Mawazine 2026 : Mayada El Hennawy électrise Rabat
Mayada El Hennawy a ouvert la 21e édition de Mawazine avec un concert mémorable au Théâtre Mohammed V, célébrant l'héritage musical arabe.
En 10 secondes : Mayada El Hennawy a ouvert la 21e édition de Mawazine avec un concert mémorable au Théâtre Mohammed V, célébrant l’héritage musical arabe.
Comment Mayada El Hennawy a-t-elle marqué l’ouverture de Mawazine 2026 ?
Mayada El Hennawy a transformé le Théâtre National Mohammed V de Rabat en un sanctuaire de la musique arabe classique pour lancer la 21e édition du Festival Mawazine-Rythmes du Monde, selon Hespress FR. L’artiste a livré une performance intense, portée par des titres légendaires qui ont traversé les décennies.
Le répertoire était millimétré pour toucher la corde sensible du public : des morceaux comme « Habena we ethabena », « El Shams » et l’incontournable « Kan Ya Makan » ont été interprétés avec une maîtrise vocale intacte. La réaction de la foule a été immédiate, oscillant entre des applaudissements nourris et des youyous traditionnels, tandis que les spectateurs reprenaient en chœur les refrains les plus célèbres.
Pour toi qui vis loin du Maroc, ce type de performance rappelle que Mawazine n’est pas seulement une plateforme pour les stars internationales du moment, mais reste un pont essentiel vers la musique arabe classique, celle qui a bercé les générations précédentes de la diaspora.
Quel symbole fort a marqué cette soirée à Rabat ?
L’émotion a atteint son paroxysme lorsque Mayada El Hennawy a arboré le drapeau national marocain sur scène, d’après la même source. Ce geste symbolique a déclenché une vague d’enthousiasme et d’émotion profonde parmi les spectateurs présents, transformant un simple concert en un moment de communion nationale.
L’utilisation du drapeau n’est pas anodine dans le contexte d’un festival comme Mawazine, qui attire chaque année des centaines de milliers de visiteurs. Cela souligne la reconnaissance de l’artiste envers le public marocain et renforce le lien affectif entre les créateurs arabes et le Royaume.
Pour la diaspora, ce moment est particulièrement parlant. Voir un monument de la chanson arabe honorer ainsi le drapeau marocain résonne comme une validation de l’identité culturelle partagée. C’est l’essence même de Mawazine : fusionner l’art universel et la fierté locale pour créer un espace où chaque Marocain, qu’il réside à Rabat, Paris, Bruxelles ou Montréal, se sent chez lui.

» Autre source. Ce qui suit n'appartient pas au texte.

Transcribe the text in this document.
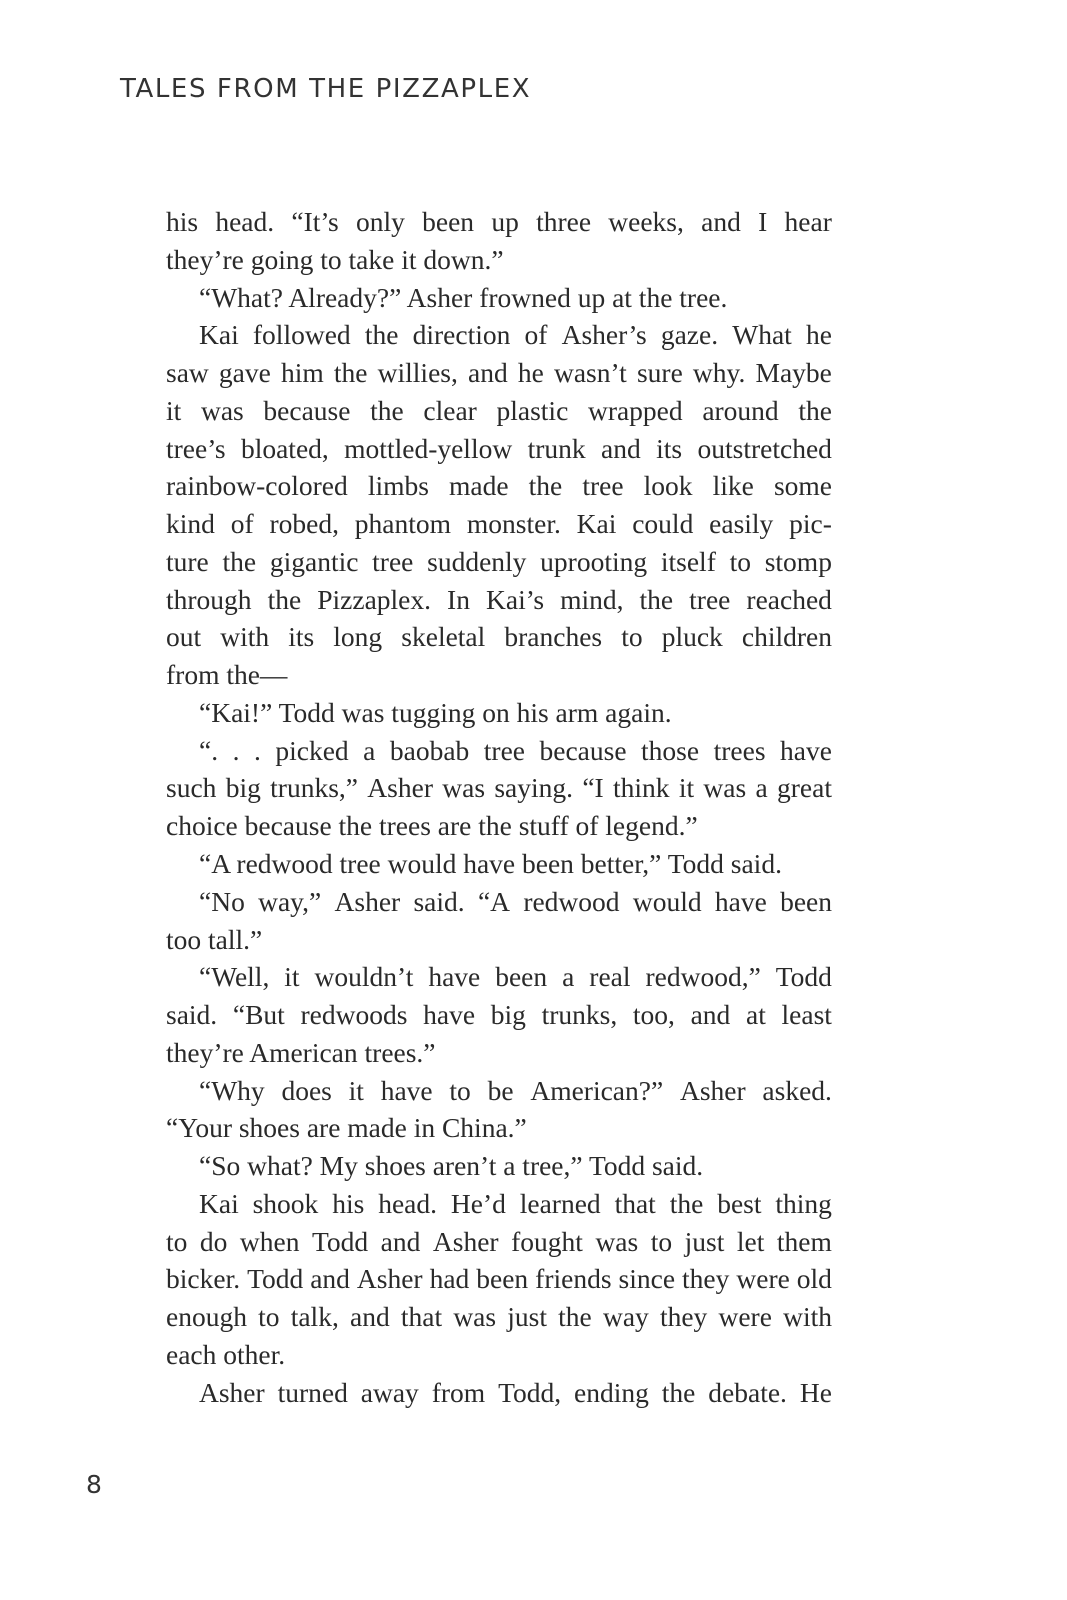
TALES FROM THE PIZZAPLEX
his head. “It’s only been up three weeks, and I hear
they’re going to take it down.”
“What? Already?” Asher frowned up at the tree.
Kai followed the direction of Asher’s gaze. What he
saw gave him the willies, and he wasn’t sure why. Maybe
it was because the clear plastic wrapped around the
tree’s bloated, mottled-yellow trunk and its outstretched
rainbow-colored limbs made the tree look like some
kind of robed, phantom monster. Kai could easily pic-
ture the gigantic tree suddenly uprooting itself to stomp
through the Pizzaplex. In Kai’s mind, the tree reached
out with its long skeletal branches to pluck children
from the—
“Kai!” Todd was tugging on his arm again.
“. . . picked a baobab tree because those trees have
such big trunks,” Asher was saying. “I think it was a great
choice because the trees are the stuff of legend.”
“A redwood tree would have been better,” Todd said.
“No way,” Asher said. “A redwood would have been
too tall.”
“Well, it wouldn’t have been a real redwood,” Todd
said. “But redwoods have big trunks, too, and at least
they’re American trees.”
“Why does it have to be American?” Asher asked.
“Your shoes are made in China.”
“So what? My shoes aren’t a tree,” Todd said.
Kai shook his head. He’d learned that the best thing
to do when Todd and Asher fought was to just let them
bicker. Todd and Asher had been friends since they were old
enough to talk, and that was just the way they were with
each other.
Asher turned away from Todd, ending the debate. He
8
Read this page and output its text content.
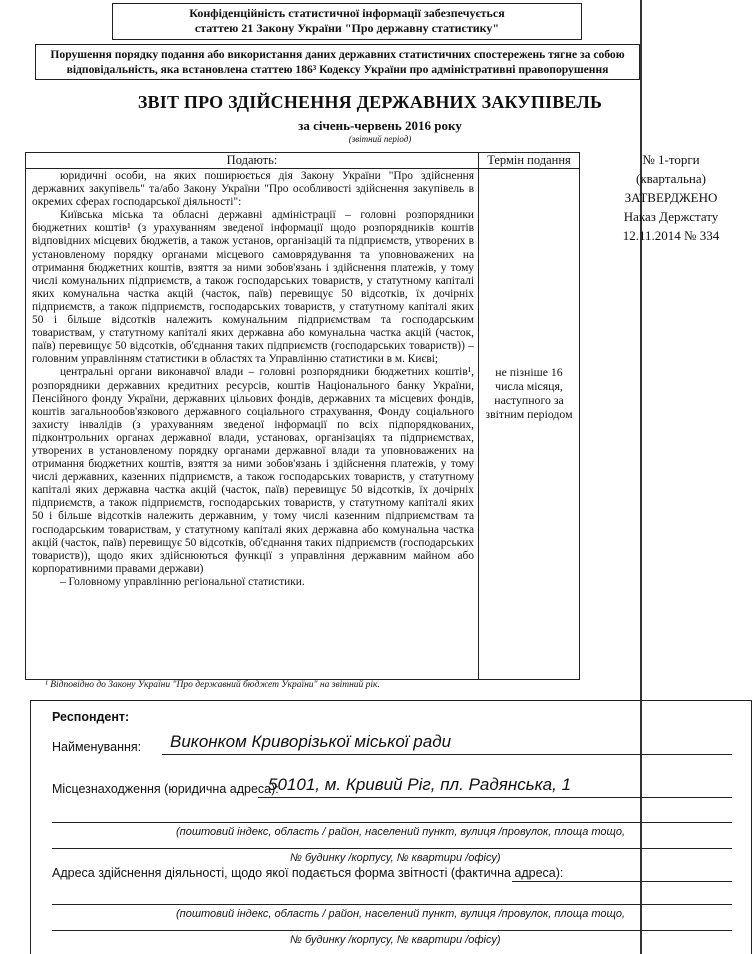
Конфіденційність статистичної інформації забезпечується
статтею 21 Закону України "Про державну статистику"
Порушення порядку подання або використання даних державних статистичних спостережень тягне за собою
відповідальність, яка встановлена статтею 186³ Кодексу України про адміністративні правопорушення
ЗВІТ ПРО ЗДІЙСНЕННЯ ДЕРЖАВНИХ ЗАКУПІВЕЛЬ
за січень-червень 2016 року
(звітний період)
Подають:	Термін подання

юридичні особи, на яких поширюється дія Закону України "Про здійснення державних закупівель" та/або Закону України "Про особливості здійснення закупівель в окремих сферах господарської діяльності":

Київська міська та обласні державні адміністрації – головні розпорядники бюджетних коштів¹ (з урахуванням зведеної інформації щодо розпорядників коштів відповідних місцевих бюджетів, а також установ, організацій та підприємств, утворених в установленому порядку органами місцевого самоврядування та уповноважених на отримання бюджетних коштів, взяття за ними зобов'язань і здійснення платежів, у тому числі комунальних підприємств, а також господарських товариств, у статутному капіталі яких комунальна частка акцій (часток, паїв) перевищує 50 відсотків, їх дочірніх підприємств, а також підприємств, господарських товариств, у статутному капіталі яких 50 і більше відсотків належить комунальним підприємствам та господарським товариствам, у статутному капіталі яких державна або комунальна частка акцій (часток, паїв) перевищує 50 відсотків, об'єднання таких підприємств (господарських товариств)) – головним управлінням статистики в областях та Управлінню статистики в м. Києві;

центральні органи виконавчої влади – головні розпорядники бюджетних коштів¹, розпорядники державних кредитних ресурсів, коштів Національного банку України, Пенсійного фонду України, державних цільових фондів, державних та місцевих фондів, коштів загальнообов'язкового державного соціального страхування, Фонду соціального захисту інвалідів (з урахуванням зведеної інформації по всіх підпорядкованих, підконтрольних органах державної влади, установах, організаціях та підприємствах, утворених в установленому порядку органами державної влади та уповноважених на отримання бюджетних коштів, взяття за ними зобов'язань і здійснення платежів, у тому числі державних, казенних підприємств, а також господарських товариств, у статутному капіталі яких державна частка акцій (часток, паїв) перевищує 50 відсотків, їх дочірніх підприємств, а також підприємств, господарських товариств, у статутному капіталі яких 50 і більше відсотків належить державним, у тому числі казенним підприємствам та господарським товариствам, у статутному капіталі яких державна або комунальна частка акцій (часток, паїв) перевищує 50 відсотків, об'єднання таких підприємств (господарських товариств)), щодо яких здійснюються функції з управління державним майном або корпоративними правами держави)

– Головному управлінню регіональної статистики.

не пізніше 16 числа місяця, наступного за звітним періодом
№ 1-торги
(квартальна)
ЗАТВЕРДЖЕНО
Наказ Держстату
12.11.2014 № 334
¹ Відповідно до Закону України "Про державний бюджет України" на звітний рік.
Респондент:
Найменування: Виконком Криворізької міської ради
Місцезнаходження (юридична адреса):
50101, м. Кривий Ріг, пл. Радянська, 1
(поштовий індекс, область / район, населений пункт, вулиця /провулок, площа тощо,
№ будинку /корпусу, № квартири /офісу)
Адреса здійснення діяльності, щодо якої подається форма звітності (фактична адреса):
(поштовий індекс, область / район, населений пункт, вулиця /провулок, площа тощо,
№ будинку /корпусу, № квартири /офісу)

Pourquoi ce concert est-il important pour ton lien avec le pays ?
L’ouverture de Mawazine par une figure comme Mayada El Hennawy prouve que le festival maintient un équilibre entre modernité et mémoire. Alors que les scènes géantes accueillent souvent des rythmes urbains et électroniques, le choix du Théâtre National Mohammed V pour l’ouverture souligne la volonté de préserver le patrimoine musical.
L’émotion partagée lors de l’interprétation de « Kan Ya Makan » illustre comment la musique agit comme un vecteur de transmission. Pour beaucoup d’entre nous, ces chansons sont liées à des souvenirs d’enfance, à des voyages estivaux ou à des discussions familiales. Reconnecter avec ces mélodies, même via des comptes-rendus ou des vidéos, permet de maintenir un fil invisible mais solide avec ses racines.
C’est dans ces moments de culture pure que la diaspora retrouve sa place. Le festival devient alors un rendez-vous annuel où l’on ne vient pas seulement consommer un spectacle, mais où l’on vient confirmer son appartenance à une culture riche et vibrante.
Ce qu’il faut retenir pour ton prochain séjour
Si tu prévois de rentrer au Maroc durant la période du festival, sache que Mawazine reste l’événement culturel majeur pour reconnecter avec ton héritage. Le réflexe Moriginal : ne te contente pas des grandes scènes gratuites. Recherche les concerts dans des lieux plus intimistes comme le Théâtre Mohammed V pour vivre des expériences plus authentiques et émotionnelles.
Si tu ne peux pas voyager cette année, suis les retransmissions officielles et les partages sur les réseaux sociaux. C’est un excellent moyen d’engager la conversation avec ta famille restée au pays et de partager ensemble l’émotion d’un refrain qui traverse les frontières.